More to the point, she had enough big-picture experience to understand the challenges of launching a small company. In her spare time she started pulling together a business plan. She dreamed of making a good, creamy whole-milk chocolate for kids. It had to be organic and made of top-quality ingredients. And it had to be moderately priced (the 3-ounce bars retail for $3.99). While she was toying with the idea, she dabbled in real estate. “And then it was crunch time,” she says. “I had to make a choice, chocolate or real estate?” One afternoon three years ago she saw an ad for a chocolate-making class at the Bruce Museum. She took it as a sign. Real estate was history. That night at the Bruce, she met Fritz Knipschildt, the chocolatier behind the South Norwalk-based Chocopologie. “We’ve been best buddies every since,” she says.

Working with Knipschildt in his test kitchen, she spent a year developing recipes and learning the business. “The food industry is very generous with time and energy,” she says. “It’s full of people who are very passionate about what they do.” She recounts a phone call she had with a gentleman from Newman’s Own, whom she’d never met. “He spent about an hour and a half with me,” she says. “He recommended starting on a smaller scale, focusing on specialty stores and outsourcing as much as possible.”

Jackie used her own money to cover all the costs associated with a start-up, including lawyer fees, packaging and creating inventory. She found a chocolate company in Vermont. She drew on her marketing background to come up with a concept for packaging that would appeal to parents and kids—a smiling good-natured cow, one hoof raised in greeting. From the start, Moo has been a family affair. She and her oldest son Alex spent the first year going to stores and handing out samples. Her daughter, Linnea, soon to be a freshman in college, works on promotional material, while Nicholas handles the tech side. “After the first year and a half, we decided we were a brand and a product that worked,” she says. “Then we went into investment mode.” For that she turned to outside sources, one of whom was a friend from her P&G days who founded Thai Kitchen and sold it to McCormick. Although she declined to talk specific numbers, “it takes millions to build a grocery brand in the U.S.,” Jackie says.

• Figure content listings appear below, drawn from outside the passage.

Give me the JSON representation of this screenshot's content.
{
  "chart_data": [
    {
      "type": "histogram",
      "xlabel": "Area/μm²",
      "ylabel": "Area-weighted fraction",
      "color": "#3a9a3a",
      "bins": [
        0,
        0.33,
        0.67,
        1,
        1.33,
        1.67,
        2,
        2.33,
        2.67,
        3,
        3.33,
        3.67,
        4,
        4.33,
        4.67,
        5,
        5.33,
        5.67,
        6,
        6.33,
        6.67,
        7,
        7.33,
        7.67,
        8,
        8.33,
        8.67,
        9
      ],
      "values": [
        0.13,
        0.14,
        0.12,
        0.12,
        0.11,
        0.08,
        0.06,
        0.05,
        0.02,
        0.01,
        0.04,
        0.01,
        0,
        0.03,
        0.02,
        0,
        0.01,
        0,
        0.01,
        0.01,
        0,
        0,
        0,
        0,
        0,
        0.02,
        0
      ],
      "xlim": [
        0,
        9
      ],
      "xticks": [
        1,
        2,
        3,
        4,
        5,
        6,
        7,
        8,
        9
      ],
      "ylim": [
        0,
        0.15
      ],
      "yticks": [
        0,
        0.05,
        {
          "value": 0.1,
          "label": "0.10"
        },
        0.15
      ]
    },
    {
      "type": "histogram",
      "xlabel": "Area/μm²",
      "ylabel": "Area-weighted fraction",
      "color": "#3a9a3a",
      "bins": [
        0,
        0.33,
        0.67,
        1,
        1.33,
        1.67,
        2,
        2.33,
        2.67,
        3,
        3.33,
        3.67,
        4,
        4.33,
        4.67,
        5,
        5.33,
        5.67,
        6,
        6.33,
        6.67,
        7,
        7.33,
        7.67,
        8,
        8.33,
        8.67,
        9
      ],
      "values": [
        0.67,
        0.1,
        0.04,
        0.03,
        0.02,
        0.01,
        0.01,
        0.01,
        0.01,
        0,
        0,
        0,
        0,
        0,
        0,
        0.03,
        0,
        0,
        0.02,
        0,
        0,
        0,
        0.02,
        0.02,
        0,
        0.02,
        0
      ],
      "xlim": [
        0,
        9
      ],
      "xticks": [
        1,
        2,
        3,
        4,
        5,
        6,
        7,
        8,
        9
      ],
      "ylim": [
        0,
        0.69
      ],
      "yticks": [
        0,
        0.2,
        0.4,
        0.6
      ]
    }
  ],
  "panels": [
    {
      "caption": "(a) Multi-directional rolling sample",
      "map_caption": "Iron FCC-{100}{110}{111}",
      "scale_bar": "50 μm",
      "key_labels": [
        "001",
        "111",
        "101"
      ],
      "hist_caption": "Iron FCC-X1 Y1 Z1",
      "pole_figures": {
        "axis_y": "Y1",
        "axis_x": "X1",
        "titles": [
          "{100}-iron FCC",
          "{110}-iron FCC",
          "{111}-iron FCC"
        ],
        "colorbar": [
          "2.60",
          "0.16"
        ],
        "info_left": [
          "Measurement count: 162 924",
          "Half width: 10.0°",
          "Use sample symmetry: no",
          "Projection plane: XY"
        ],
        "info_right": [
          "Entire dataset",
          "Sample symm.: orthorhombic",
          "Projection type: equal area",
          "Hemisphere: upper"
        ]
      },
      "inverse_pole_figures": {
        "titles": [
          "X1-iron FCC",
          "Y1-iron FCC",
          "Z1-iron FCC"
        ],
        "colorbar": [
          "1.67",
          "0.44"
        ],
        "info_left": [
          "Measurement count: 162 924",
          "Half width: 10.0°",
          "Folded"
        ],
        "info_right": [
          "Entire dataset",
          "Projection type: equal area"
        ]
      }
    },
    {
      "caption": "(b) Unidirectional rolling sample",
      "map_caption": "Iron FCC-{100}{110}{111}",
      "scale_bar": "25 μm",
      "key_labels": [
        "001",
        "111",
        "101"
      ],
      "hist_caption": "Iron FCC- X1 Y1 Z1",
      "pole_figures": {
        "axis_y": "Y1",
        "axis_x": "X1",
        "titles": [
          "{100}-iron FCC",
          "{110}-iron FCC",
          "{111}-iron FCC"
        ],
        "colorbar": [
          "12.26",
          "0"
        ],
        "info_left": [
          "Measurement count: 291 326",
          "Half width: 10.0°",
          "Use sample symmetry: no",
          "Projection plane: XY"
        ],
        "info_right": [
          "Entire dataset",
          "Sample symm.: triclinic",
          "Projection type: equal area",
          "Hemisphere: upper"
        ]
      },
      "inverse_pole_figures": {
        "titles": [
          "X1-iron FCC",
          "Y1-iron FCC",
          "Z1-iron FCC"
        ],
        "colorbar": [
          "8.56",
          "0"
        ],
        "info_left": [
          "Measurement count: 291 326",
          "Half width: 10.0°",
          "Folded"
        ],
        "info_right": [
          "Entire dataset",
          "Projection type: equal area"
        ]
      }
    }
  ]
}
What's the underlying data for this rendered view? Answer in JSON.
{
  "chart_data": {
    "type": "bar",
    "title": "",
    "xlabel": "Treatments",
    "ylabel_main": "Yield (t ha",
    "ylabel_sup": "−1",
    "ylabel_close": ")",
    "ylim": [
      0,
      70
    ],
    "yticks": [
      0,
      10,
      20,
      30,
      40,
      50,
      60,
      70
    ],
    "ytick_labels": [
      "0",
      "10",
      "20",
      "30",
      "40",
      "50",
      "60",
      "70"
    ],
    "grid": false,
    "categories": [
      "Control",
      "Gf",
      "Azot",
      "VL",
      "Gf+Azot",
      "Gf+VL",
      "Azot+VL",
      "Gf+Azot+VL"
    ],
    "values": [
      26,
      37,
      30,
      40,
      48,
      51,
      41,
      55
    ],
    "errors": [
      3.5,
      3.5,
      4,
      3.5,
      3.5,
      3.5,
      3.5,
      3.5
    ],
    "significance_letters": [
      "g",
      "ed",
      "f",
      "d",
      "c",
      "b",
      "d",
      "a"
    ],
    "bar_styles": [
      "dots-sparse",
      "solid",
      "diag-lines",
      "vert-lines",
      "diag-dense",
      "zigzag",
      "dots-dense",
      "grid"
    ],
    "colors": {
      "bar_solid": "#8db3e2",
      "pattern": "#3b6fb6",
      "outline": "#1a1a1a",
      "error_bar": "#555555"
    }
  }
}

Her goal is simple: “I want to be the next go-to kids chocolate in the U.S.,” she says. Moo is already available in more than 600 outlets throughout the country, including Whole Foods and Balducci’s. And while she doesn’t tweet or spend much time on her personal Facebook page, Jackie understands the potential of social media to help her brand grow. “TV advertising used to take the biggest chunk of my marketing budget,” she says. “Now we do everything on social media. We have close to 13,000 Facebook fans alone.”

There have been some hiccups: The word “kids” originally appeared on the label, but Jackie quickly discovered that was a deterrent to some buyers. “They made an assumption that it had more sugar or less sugar or that it was filled with vitamins,” she says. But for Jackie, the highs and lows, the fits and starts are all part of the process. “This has been a wonderful opportunity for me to show my kids that a problem doesn’t have to stop you in your tracks. You just figure it out and move on.”